Technology news in brief

— Android apps a target of malware SAN JOSE, Calif. - Lurking among the flood of games, tax guides and other mobile applications being downloaded onto mobile devices using Google’s popular Android software is a fast-growing array of apps that can slap the gadget’s owner with unanticipated fees, rifle bank accounts and cause untold other problems.

Known instances of Android-related malware - “virtually all” involving apps - have jumped steadily month by month from 400 in June to 15,507 in February, according to Sunnyvale, Calif., security firm Juniper Networks.

So far, hundreds of thousands of phones and other devices have been infected.

“I see the problem getting significantly worse before it gets better,” said Dan Hoffman, who heads Juniper’s mobile research center.

Apps for Apple devices also can be targeted, but security experts say that in general, they are more secure.

In August, San Francisco-based Lookout Mobile Security reported that “an estimated half-million to 1 million people were affected by Android malware in the first half of 2011,” all from apps.

Amazon gets hands on robot maker

Amazon.com Inc. said last week that it was acquiring Kiva Systems, a maker of robots that service warehouses, for $775 million in cash.

Amazon, a Kiva customer, is buying the robotics company as it builds out its vast network of warehouses and tries to improve its margins.

“Amazon has long used automation in its fulfillment centers, and Kiva’s technology is another way to improve productivity by bringing the products directly to employees to pick, pack and stow,” Dave Clark, Amazon’s vice president for global customer fulfillment, said in a statement. “Kiva shares our passion for invention.”

Kiva, based in North Reading, Mass., builds robots to help retailers manage their inventory and fulfill orders.

Founded in 2003 by its chief executive, Mick Mountz, Kiva serves many large retailers, such as Gap, Staples and Saks. Its investors include Bain Capital Ventures, the venture capital arm of Bain Capital, and Meakem Becker Venture Capital.

Small rise in PC shipments expected

NEW YORK - Worldwide shipments of personal computers will pick up in the second half of the year with the debut of a new Windows operating system and the broader availability of notebooks that are thin like tablet computers, according to the research group IDC.

IDC expects growth in PC shipments this year to be a modest 5 percent. In healthier times, PC shipments had double-digit percentage growth. IDC’s forecast, released last week, is in line with other recent estimates.

The research group said PC shipments worldwide grew less than 2 percent last year. The growth came from emerging markets, while the industry saw a 9 percent drop in mature markets such as the U.S. and Western Europe. A weak economy and consumer interest in tablets were to blame.

IDC Vice President Bob O’Donnell said consumers continue to hold off buying PCs as Apple Inc.’s iPad and other tablet computers “are proving to be a powerful distraction.” It’ll take new products - Microsoft Corp.’s Windows 8 and so-called ultrabooks from PC makers - to change that.

“Windows 8 and ultrabooks are a definitive step in the right direction to recapturing the relevance of the PC,” Jay Chou, a senior research analyst at IDC, said in a statement. “But its promise of meshing a tablet experience in a PC body will likely entail a period of trial and error.”

App creators to test new BlackBerry

Research In Motion Ltd. plans to give software developers prototypes of a new BlackBerry in early May, signaling that the company is a step closer to the debut of a handset it’s betting on to revive slumping sales.

As many as 2,000 of the BlackBerry 10 test models will be given out to developers at Research In Motion’s BlackBerry Jam conference in Orlando, Fla., and they are designed to allow developers to build applications using the underlying operating system, Alec Saunders, vice president of developer relations, said Friday.

The company is counting on the BlackBerry 10 lineup, based on software called QNX it bought in 2010, to revive sales that have slumped in recent quarters, particularly in the U.S., its biggest and most competitive market.
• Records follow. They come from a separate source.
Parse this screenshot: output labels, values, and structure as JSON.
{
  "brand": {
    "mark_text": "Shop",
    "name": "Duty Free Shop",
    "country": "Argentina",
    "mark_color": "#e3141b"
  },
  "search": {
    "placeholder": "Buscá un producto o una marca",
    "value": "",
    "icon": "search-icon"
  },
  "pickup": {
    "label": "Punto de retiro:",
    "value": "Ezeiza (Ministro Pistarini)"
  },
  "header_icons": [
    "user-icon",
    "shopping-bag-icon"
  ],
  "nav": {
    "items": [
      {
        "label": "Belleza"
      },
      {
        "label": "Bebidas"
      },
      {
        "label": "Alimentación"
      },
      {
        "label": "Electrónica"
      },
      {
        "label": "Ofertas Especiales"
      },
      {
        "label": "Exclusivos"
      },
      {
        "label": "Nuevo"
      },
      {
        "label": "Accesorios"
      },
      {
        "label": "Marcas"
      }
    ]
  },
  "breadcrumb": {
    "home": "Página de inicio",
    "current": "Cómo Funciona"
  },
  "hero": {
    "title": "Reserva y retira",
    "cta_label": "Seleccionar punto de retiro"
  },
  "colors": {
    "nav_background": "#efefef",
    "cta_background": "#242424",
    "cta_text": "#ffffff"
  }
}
The company’s market share has dropped as consumers abandoned the BlackBerry for Apple Inc.’s iPhone and touchscreen devices built on Google Inc.’s Android software that offer a wider range of consumer apps.

Saunders said the design of the test model and the screen’s look and navigation will be very different from what eventually goes on sale to consumers. “We are holding that back to create the interest around that at launch time.”

Research In Motion has said the first of the new phones will go on sale in the “latter” part of 2012.